Revamped cow accommodation
Although the Harpurs are still using the very mower they bought 17 years ago the trailer they used nowadays is a bit different to the original hay rack style machine. The farmer operated two of the older style trailers but was looking for something a little bit bigger and one that would dispense the grass out onto a feeding passage. With the herd rapidly expanding to 460 cows a new parlour was installed nine years ago and the cow accommodation was also revamped. As part of that change, the cows then fed from a silage passage hence the requirement for a trailer to dispense the grass. It just so happened quite by coincidence that Roy was over in Cheshire visiting Ed Walley again and learned about a larger trailer that was for sale at a nearby auction. The trailer had been designed by Ed Walley and built by an outside engineering company. It was 25-foot-long and was already a number of years old.

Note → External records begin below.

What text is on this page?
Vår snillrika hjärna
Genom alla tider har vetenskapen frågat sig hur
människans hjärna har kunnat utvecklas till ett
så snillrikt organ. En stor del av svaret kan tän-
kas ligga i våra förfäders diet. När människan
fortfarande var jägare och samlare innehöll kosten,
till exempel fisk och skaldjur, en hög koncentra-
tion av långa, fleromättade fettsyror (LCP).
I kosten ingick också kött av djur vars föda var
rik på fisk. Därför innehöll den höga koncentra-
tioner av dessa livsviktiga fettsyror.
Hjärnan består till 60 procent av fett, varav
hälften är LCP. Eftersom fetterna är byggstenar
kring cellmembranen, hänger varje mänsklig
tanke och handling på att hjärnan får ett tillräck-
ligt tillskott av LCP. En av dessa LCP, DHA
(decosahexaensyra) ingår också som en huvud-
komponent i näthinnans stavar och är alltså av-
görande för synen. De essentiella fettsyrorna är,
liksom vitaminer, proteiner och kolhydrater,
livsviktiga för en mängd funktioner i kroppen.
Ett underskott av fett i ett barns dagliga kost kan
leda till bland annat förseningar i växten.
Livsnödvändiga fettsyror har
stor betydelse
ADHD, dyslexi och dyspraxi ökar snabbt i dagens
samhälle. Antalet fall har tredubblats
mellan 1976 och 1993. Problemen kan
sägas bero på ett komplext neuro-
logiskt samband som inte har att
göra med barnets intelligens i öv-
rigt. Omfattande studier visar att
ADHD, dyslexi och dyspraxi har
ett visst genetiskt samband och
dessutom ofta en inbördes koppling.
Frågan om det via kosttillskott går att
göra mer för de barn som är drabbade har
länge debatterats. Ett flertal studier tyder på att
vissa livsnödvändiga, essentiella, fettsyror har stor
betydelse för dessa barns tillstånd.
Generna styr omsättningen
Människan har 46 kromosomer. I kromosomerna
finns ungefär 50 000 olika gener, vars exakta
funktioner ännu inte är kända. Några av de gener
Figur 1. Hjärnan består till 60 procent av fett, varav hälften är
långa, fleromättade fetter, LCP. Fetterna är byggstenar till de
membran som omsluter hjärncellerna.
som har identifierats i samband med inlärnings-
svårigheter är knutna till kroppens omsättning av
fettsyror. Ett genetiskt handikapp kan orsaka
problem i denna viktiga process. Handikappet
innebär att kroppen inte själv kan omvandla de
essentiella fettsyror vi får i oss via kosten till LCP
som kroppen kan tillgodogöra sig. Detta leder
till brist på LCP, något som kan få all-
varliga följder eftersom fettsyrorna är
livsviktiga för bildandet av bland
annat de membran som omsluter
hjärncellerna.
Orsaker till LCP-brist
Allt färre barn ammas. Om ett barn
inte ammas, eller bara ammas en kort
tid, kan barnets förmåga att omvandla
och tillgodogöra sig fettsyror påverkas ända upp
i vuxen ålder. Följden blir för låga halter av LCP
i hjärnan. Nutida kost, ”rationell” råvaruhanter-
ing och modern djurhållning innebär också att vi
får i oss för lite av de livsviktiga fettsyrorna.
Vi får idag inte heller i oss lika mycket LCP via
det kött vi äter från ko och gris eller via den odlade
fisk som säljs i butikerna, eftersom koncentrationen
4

Harpur knew a new trailer of this type would set him back £20,000 (€22,888) but was relieved to pay just over half that for the trailer at the auction. “We were lucky to get the trailer for that price,” the farmer said. It is around 15 feet long and holds about seven tonnes of fresh grass. “To feed over 800 head of cattle we harvest four loads of fresh grass per day and dispense the grass in the passages for the cattle. The cows are averaging 9,500 litres of milk per year with 2,800 of those litres coming from forage. When we bought that trailer is was only on a single axle. In order to make it more stable we added a second axle from an old slurry tanker we had in the yard. It has performed well all these years and the only mechanical work we have to do on it is add new bearings to the beaters,” Harpur explained.
Never looked back
The floor on the trailer is hinged and the beaters simply push the grass out. It’s a straightforward machine and has served Harpur’s farm well all these years. “The system works well for us as we have 135 acres to cut around the farm. We also grow 85 acres of wheat to use in the diet feeder for the animals and cut 300 acres of grass for silage, three times per year. Back in 1999 people thought we were daft keeping the cows in and harvesting the grass for them to eat. However, here we are 17 years on and have never looked back. It is encouraging to see a number of other farmers using the same system and also the number of machinery manufacturers that offer a zero grazing type of machine, albeit built on forage wagons rather than the offset mower style,” Harpur concluded. As both the mower and the trailer are advancing in years, the farmer does have a second PZ mower to hand should the other one break down.